For that matter, consider our gut bacteria, which outnumber by far our genetically human cells, and yet are a necessary part of our body no less than our own tonsils or gall bladder, despite being more unlike us than ferns. Consider mitochondria, of which there are a thousand in each eukaryotic cells, without which every oxygen breather would cease to be, and who still retain their own bacterial genome and transcription after two billion years of coexistence. Consider ERV sequences, which are but viruses that accidentally copied themselves into cells about to divide, and which make up at least 5% of the genome of every single human cell (parts of the genes for the mammalian placenta may come from there).

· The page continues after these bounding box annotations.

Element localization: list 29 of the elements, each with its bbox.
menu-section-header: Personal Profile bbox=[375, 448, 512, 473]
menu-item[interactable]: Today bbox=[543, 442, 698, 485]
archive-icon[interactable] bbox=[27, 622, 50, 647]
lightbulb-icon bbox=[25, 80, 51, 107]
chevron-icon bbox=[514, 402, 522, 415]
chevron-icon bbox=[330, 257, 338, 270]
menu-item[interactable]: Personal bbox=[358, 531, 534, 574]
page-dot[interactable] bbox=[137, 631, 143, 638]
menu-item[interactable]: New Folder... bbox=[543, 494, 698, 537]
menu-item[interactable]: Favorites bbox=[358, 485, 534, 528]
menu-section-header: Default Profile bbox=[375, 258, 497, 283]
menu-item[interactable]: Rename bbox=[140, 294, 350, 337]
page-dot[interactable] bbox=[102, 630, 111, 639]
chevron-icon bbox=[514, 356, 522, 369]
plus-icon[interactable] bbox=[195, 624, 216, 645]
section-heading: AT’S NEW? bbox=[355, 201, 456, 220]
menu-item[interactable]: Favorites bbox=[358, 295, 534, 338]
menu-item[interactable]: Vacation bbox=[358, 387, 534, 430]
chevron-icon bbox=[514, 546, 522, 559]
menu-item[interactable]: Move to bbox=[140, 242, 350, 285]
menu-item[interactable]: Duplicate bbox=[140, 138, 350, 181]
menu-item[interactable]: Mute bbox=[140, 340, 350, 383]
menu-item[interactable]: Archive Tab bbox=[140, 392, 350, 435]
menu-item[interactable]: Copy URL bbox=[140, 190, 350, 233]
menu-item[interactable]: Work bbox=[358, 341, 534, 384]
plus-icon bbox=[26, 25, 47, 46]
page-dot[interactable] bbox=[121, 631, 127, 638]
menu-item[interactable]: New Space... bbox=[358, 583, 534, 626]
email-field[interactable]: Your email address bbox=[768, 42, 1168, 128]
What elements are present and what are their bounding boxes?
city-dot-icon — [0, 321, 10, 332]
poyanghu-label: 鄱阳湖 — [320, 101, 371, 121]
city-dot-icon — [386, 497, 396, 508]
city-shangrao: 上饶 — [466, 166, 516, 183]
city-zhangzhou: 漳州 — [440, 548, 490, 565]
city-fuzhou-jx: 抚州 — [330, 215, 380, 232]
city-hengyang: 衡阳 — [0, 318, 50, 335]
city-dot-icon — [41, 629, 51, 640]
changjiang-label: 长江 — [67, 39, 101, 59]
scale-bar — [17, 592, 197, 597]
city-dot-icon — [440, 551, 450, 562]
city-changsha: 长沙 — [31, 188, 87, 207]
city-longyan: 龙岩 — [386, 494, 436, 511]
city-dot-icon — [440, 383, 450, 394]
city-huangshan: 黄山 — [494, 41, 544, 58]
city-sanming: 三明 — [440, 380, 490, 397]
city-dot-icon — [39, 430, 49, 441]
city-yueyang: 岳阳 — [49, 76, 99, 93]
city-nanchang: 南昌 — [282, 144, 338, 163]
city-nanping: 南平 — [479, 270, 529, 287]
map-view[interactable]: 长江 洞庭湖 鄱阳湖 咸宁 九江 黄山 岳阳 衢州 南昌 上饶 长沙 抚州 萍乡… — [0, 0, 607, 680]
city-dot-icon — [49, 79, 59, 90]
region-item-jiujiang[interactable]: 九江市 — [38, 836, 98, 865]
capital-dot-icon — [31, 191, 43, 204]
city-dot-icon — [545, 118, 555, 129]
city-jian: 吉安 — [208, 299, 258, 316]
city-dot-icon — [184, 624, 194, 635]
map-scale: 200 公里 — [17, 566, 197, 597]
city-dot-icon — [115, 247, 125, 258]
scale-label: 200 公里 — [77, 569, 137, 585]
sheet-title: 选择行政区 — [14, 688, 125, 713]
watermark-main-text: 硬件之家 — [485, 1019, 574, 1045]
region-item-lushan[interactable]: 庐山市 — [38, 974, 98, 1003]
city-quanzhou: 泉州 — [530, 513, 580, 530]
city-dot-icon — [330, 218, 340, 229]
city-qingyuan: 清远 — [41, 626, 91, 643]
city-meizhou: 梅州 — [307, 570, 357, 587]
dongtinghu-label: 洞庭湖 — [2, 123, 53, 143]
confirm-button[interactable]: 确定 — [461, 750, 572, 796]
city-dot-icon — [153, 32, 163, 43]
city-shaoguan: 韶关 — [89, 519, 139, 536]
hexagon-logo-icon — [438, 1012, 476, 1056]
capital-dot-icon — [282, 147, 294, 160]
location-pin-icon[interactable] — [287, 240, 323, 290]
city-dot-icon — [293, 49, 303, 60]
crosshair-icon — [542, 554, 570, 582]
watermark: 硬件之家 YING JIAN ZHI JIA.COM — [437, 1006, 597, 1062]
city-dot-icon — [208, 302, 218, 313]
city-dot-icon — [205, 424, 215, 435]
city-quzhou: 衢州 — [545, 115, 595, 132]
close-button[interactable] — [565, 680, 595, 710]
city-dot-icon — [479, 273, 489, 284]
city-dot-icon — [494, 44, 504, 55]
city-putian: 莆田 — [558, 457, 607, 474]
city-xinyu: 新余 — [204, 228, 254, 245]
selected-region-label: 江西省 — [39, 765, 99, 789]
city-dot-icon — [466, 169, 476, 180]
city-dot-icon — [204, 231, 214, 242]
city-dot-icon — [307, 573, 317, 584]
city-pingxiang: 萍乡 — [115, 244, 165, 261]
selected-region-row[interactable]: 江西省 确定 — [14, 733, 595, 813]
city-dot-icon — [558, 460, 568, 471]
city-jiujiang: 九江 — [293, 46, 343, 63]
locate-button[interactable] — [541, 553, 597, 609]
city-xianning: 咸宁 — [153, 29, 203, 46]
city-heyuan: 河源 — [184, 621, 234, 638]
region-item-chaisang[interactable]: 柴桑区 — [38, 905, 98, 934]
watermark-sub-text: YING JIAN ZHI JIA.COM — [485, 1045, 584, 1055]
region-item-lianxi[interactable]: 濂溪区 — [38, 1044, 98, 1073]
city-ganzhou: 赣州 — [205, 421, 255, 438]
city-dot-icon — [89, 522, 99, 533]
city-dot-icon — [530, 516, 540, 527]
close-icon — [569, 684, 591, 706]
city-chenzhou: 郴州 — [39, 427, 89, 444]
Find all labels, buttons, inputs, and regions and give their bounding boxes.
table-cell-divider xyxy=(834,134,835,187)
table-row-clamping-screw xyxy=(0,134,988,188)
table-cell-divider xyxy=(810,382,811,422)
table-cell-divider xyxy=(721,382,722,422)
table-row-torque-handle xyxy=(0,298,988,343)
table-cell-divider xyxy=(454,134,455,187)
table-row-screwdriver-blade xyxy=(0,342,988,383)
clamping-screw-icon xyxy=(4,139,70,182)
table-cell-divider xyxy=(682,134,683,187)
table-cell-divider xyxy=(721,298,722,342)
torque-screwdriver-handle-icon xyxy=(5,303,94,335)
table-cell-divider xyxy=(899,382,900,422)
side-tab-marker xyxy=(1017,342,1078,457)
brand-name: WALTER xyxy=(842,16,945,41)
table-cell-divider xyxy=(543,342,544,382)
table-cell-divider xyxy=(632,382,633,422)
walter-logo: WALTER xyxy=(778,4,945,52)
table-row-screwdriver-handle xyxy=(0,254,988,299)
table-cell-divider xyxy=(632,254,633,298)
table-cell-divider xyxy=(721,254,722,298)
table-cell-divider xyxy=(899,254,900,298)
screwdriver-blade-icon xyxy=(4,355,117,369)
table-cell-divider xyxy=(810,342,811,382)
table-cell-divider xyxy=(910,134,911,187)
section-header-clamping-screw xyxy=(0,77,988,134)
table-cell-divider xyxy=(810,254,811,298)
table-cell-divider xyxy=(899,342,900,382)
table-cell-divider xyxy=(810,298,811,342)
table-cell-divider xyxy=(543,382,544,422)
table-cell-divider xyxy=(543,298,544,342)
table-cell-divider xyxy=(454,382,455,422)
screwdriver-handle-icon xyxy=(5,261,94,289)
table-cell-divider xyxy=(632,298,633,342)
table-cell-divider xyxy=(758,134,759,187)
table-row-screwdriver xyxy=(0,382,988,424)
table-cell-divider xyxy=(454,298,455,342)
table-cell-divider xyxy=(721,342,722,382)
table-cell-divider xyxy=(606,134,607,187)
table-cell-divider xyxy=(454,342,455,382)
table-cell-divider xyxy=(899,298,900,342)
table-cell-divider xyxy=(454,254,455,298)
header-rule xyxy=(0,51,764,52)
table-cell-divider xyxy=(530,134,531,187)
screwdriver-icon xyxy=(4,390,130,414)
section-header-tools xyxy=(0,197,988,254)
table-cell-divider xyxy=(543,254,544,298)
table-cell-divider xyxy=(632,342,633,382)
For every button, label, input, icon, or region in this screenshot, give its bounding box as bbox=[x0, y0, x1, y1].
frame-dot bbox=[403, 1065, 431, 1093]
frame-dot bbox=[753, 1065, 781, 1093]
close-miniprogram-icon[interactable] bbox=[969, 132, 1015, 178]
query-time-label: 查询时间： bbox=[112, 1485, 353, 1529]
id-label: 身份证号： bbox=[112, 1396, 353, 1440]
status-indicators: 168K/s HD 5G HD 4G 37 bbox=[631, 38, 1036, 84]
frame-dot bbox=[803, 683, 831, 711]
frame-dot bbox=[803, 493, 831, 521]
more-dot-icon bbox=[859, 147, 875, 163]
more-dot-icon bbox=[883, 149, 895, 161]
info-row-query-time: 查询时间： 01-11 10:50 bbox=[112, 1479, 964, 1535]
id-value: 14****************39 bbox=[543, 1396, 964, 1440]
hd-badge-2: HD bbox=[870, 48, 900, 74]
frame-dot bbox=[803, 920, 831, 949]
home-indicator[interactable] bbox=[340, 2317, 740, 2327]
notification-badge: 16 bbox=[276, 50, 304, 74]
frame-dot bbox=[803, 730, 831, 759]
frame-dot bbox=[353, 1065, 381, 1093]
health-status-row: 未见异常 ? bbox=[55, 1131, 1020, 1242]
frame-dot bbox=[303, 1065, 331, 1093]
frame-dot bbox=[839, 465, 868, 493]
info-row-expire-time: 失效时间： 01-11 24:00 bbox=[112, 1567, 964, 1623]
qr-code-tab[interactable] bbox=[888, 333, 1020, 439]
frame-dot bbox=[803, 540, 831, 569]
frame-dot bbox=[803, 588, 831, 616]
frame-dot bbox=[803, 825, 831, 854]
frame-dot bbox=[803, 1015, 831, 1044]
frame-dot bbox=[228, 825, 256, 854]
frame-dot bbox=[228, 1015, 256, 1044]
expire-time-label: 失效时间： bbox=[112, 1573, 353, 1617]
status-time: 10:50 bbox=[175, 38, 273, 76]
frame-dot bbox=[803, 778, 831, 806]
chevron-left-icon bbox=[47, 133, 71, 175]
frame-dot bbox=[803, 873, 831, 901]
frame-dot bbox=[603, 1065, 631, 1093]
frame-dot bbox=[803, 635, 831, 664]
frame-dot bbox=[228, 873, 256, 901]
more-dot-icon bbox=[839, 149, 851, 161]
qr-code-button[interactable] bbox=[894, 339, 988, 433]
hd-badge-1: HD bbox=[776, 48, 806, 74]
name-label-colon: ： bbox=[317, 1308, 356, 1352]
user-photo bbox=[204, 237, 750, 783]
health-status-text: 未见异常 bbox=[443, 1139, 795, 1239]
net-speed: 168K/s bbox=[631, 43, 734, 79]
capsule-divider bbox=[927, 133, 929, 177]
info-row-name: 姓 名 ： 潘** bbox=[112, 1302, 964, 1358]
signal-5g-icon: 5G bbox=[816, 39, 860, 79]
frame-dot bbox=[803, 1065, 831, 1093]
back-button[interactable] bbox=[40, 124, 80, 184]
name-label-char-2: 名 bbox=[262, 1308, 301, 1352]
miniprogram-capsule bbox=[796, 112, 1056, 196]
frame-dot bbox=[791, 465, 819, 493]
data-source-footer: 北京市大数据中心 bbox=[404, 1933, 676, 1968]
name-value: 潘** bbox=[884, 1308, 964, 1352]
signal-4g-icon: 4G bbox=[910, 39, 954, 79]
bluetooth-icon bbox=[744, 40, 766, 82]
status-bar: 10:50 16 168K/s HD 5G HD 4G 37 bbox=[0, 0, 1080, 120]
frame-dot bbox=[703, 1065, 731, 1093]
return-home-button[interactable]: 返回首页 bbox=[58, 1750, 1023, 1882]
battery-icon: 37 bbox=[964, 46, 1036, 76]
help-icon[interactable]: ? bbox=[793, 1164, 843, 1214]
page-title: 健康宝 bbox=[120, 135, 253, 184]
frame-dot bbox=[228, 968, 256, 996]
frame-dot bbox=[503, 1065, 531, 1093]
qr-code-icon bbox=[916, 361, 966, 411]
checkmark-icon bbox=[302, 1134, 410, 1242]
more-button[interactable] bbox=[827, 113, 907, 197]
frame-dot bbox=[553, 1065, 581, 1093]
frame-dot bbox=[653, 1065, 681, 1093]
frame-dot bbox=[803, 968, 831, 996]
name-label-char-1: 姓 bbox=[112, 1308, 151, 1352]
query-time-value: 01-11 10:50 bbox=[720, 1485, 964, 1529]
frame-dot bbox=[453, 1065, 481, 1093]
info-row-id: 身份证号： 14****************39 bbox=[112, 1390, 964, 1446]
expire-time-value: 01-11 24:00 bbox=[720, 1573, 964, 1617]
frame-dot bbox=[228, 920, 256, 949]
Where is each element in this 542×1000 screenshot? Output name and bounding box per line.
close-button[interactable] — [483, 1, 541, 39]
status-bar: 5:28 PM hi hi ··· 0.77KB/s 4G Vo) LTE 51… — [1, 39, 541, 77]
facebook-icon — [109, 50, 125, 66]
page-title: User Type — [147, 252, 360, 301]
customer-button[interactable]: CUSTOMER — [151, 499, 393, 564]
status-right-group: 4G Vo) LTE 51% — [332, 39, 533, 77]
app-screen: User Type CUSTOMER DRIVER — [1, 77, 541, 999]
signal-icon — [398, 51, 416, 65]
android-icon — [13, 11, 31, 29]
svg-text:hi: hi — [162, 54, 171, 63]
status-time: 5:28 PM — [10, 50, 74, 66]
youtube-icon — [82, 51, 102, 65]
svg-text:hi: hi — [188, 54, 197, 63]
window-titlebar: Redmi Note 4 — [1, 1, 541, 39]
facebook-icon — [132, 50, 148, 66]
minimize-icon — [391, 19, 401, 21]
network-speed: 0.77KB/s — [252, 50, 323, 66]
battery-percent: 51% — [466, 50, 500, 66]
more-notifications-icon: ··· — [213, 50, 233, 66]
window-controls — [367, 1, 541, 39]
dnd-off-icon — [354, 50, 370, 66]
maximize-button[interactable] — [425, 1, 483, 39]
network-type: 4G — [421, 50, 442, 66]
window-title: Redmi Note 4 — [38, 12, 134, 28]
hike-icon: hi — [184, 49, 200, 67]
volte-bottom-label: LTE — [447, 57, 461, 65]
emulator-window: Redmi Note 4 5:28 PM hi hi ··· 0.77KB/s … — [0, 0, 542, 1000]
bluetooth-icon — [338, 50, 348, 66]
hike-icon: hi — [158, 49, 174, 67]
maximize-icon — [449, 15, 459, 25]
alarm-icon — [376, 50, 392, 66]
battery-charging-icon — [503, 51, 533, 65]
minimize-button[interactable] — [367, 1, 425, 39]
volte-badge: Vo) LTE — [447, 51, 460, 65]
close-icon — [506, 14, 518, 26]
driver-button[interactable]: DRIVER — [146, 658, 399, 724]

There are no species; there are no individuals either. Even cells and genes are on thin ice. There is just Life, a seething, shoggothy four-dimensional mass rooted in some Archean hydrothermal vent and stretching cancerous tendrils across the aeons, of which species and individuals are merely local clusters and sub-clusters that we point out and give a name to because, much like with constellations, it’s convenient for certain purposes. (Including making sense of Life and Its history as best as we can.)

Enough with that “did you know that sharks are not really fish?” nonsense. Embrace taxonomic nihilism. It is an objective fact about the physical world that the lineage of sharks diverged from the lineage of tunas before the lineage of tunas diverged from ours. It is not a fact that sharks “are” or “aren’t” fish, because categories are phantoms and nothing actually “is” except wave functions and the void. (It is also a fact that sharks are not Osteichthyes, but only because the word “Osteichthyes”, unlike the word “fish”, was defined in a specific way that excludes sharks.)

In sum, I support keeping Linnean nomenclature around on the grounds that

We need to give names to things anyway, and

I have a fetish for Greek and Latin roots. Dicopomorpha echmepterygis. Hrngh.